Some examples of text generation models include ChatGPT, Copilot, Gemini, and LLaMA which are often collectively referred to as chatbots. They generate human-like responses to queries. Image generation models include Stable Diffusion, Midjourney, and DALL-E which create images from textual descriptions. Video generation models include Sora which can produce videos based on prompts. Other domains where Generative AI finds applications are in software development, healthcare, finance, entertainment, customer service, sales, marketing, art, writing, fashion, and product design.
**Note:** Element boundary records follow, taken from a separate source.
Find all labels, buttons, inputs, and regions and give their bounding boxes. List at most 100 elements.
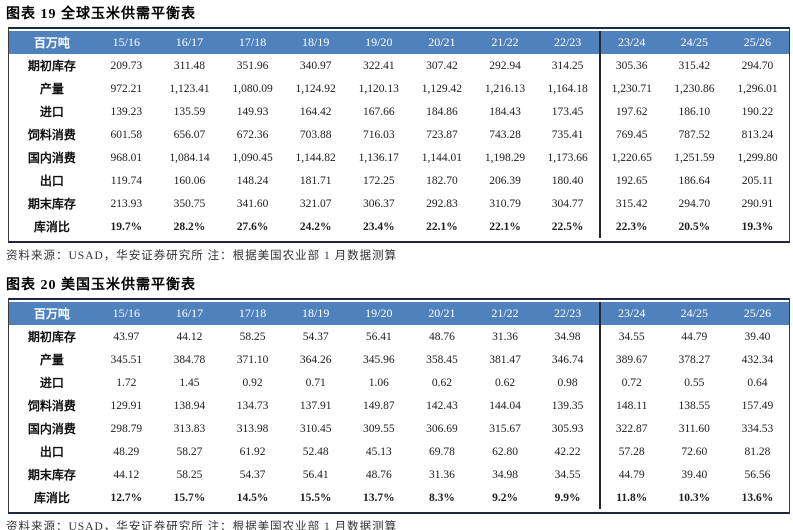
value-cell: 56.56	[744, 468, 771, 481]
value-cell: 1,090.45	[232, 151, 273, 164]
year-column-header: 19/20	[347, 302, 411, 325]
value-cell: 139.35	[551, 399, 584, 412]
value-cell: 135.59	[173, 105, 206, 118]
value-cell: 22.1%	[489, 220, 521, 233]
value-cell: 358.45	[426, 353, 458, 366]
value-cell: 192.65	[598, 169, 663, 192]
value-cell: 13.6%	[741, 491, 774, 504]
value-cell: 305.93	[551, 422, 584, 435]
value-cell: 1,080.09	[232, 82, 273, 95]
year-column-header: 23/24	[598, 31, 663, 54]
value-cell: 72.60	[681, 445, 708, 458]
value-cell: 31.36	[492, 330, 518, 343]
value-cell: 1.72	[116, 376, 137, 389]
value-cell: 164.42	[299, 105, 332, 118]
value-cell: 723.87	[426, 128, 458, 141]
value-cell: 44.79	[681, 330, 708, 343]
value-cell: 0.64	[747, 376, 768, 389]
value-cell: 48.76	[428, 330, 455, 343]
value-cell: 157.49	[741, 399, 774, 412]
value-cell: 371.10	[236, 353, 269, 366]
us-corn-table-frame: 百万吨 15/16 16/17 17/18 18/19 19/20 20/21 21/22 2…	[8, 298, 790, 514]
value-cell: 81.28	[744, 445, 771, 458]
value-cell: 601.58	[110, 128, 143, 141]
value-cell: 322.41	[362, 59, 395, 72]
value-cell: 311.48	[173, 59, 206, 72]
value-cell: 0.92	[242, 376, 263, 389]
value-cell: 197.62	[598, 100, 663, 123]
value-cell: 138.94	[173, 399, 206, 412]
value-cell: 345.51	[110, 353, 143, 366]
value-cell: 58.25	[176, 468, 203, 481]
year-column-header: 16/17	[157, 31, 222, 54]
value-cell: 9.2%	[492, 491, 518, 504]
value-cell: 305.36	[598, 54, 663, 77]
row-label: 饲料消费	[27, 128, 76, 142]
value-cell: 39.40	[681, 468, 708, 481]
value-cell: 172.25	[362, 174, 395, 187]
value-cell: 52.48	[302, 445, 329, 458]
value-cell: 14.5%	[236, 491, 269, 504]
unit-header: 百万吨	[9, 31, 95, 54]
value-cell: 813.24	[741, 128, 774, 141]
value-cell: 306.37	[362, 197, 395, 210]
table-row: 库消比 19.7% 28.2% 27.6% 24.2% 23.4% 22.1% 22.1% 22…	[9, 215, 789, 238]
value-cell: 12.7%	[110, 491, 143, 504]
value-cell: 389.67	[598, 348, 663, 371]
figure-19-title: 图表 19 全球玉米供需平衡表	[6, 7, 196, 22]
value-cell: 142.43	[426, 399, 458, 412]
value-cell: 209.73	[110, 59, 143, 72]
value-cell: 322.87	[598, 417, 663, 440]
row-label: 进口	[39, 105, 64, 119]
value-cell: 31.36	[428, 468, 455, 481]
value-cell: 48.29	[113, 445, 140, 458]
value-cell: 310.79	[489, 197, 521, 210]
row-label: 进口	[39, 376, 64, 390]
value-cell: 15.7%	[173, 491, 206, 504]
year-column-header: 19/20	[347, 31, 411, 54]
row-label: 期初库存	[27, 330, 76, 344]
row-label: 出口	[39, 445, 64, 459]
value-cell: 364.26	[299, 353, 332, 366]
value-cell: 34.55	[554, 468, 581, 481]
value-cell: 24.2%	[299, 220, 332, 233]
value-cell: 34.98	[554, 330, 581, 343]
value-cell: 1,144.01	[421, 151, 463, 164]
value-cell: 1,136.17	[358, 151, 399, 164]
source-note-figure19: 资料来源：USAD，华安证券研究所 注：根据美国农业部 1 月数据测算	[6, 250, 398, 262]
value-cell: 313.83	[173, 422, 206, 435]
table-row: 产量 345.51 384.78 371.10 364.26 345.96 358.45 38…	[9, 348, 789, 371]
value-cell: 149.93	[236, 105, 269, 118]
value-cell: 0.71	[305, 376, 326, 389]
table-row: 国内消费 298.79 313.83 313.98 310.45 309.55 306.69…	[9, 417, 789, 440]
value-cell: 0.62	[431, 376, 452, 389]
value-cell: 378.27	[678, 353, 711, 366]
row-label: 期初库存	[27, 59, 76, 73]
value-cell: 134.73	[236, 399, 269, 412]
value-cell: 306.69	[426, 422, 458, 435]
year-column-header: 20/21	[410, 302, 474, 325]
value-cell: 48.76	[365, 468, 392, 481]
value-cell: 19.3%	[741, 220, 774, 233]
value-cell: 294.70	[678, 197, 711, 210]
value-cell: 180.40	[551, 174, 584, 187]
value-cell: 292.83	[426, 197, 458, 210]
year-column-header: 22/23	[536, 31, 600, 54]
value-cell: 1,084.14	[169, 151, 210, 164]
row-label: 国内消费	[27, 422, 76, 436]
value-cell: 381.47	[489, 353, 521, 366]
value-cell: 432.34	[741, 353, 774, 366]
figure-20-title: 图表 20 美国玉米供需平衡表	[6, 278, 196, 293]
value-cell: 167.66	[362, 105, 395, 118]
value-cell: 1,230.71	[598, 77, 663, 100]
value-cell: 294.70	[741, 59, 774, 72]
value-cell: 1,144.82	[295, 151, 336, 164]
value-cell: 186.10	[678, 105, 711, 118]
value-cell: 13.7%	[362, 491, 395, 504]
value-cell: 351.96	[236, 59, 269, 72]
value-cell: 34.55	[598, 325, 663, 348]
table-row: 期末库存 213.93 350.75 341.60 321.07 306.37 292.83…	[9, 192, 789, 215]
value-cell: 304.77	[551, 197, 584, 210]
value-cell: 148.11	[598, 394, 663, 417]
In Azure, a copilot can be developed with no code using Azure OpenAI studio. We just need to instantiate a studio, associate a model, add the data sources, and allow the model to train. The models differ in syntactic or semantic search. The latter uses a concept called embedding that discovers the latent meaning behind the occurrences of tokens in the given data. So, it is more inclusive than the former. A search for time will specifically search for that keyword with the GPT-3 but a search for clock will include the references to time with a model that leverages embeddings. Either way, a search service is required to create an index over the dataset because it facilitates fast retrieval. A database such as Azure Cosmos DB can be used to assist with vector search.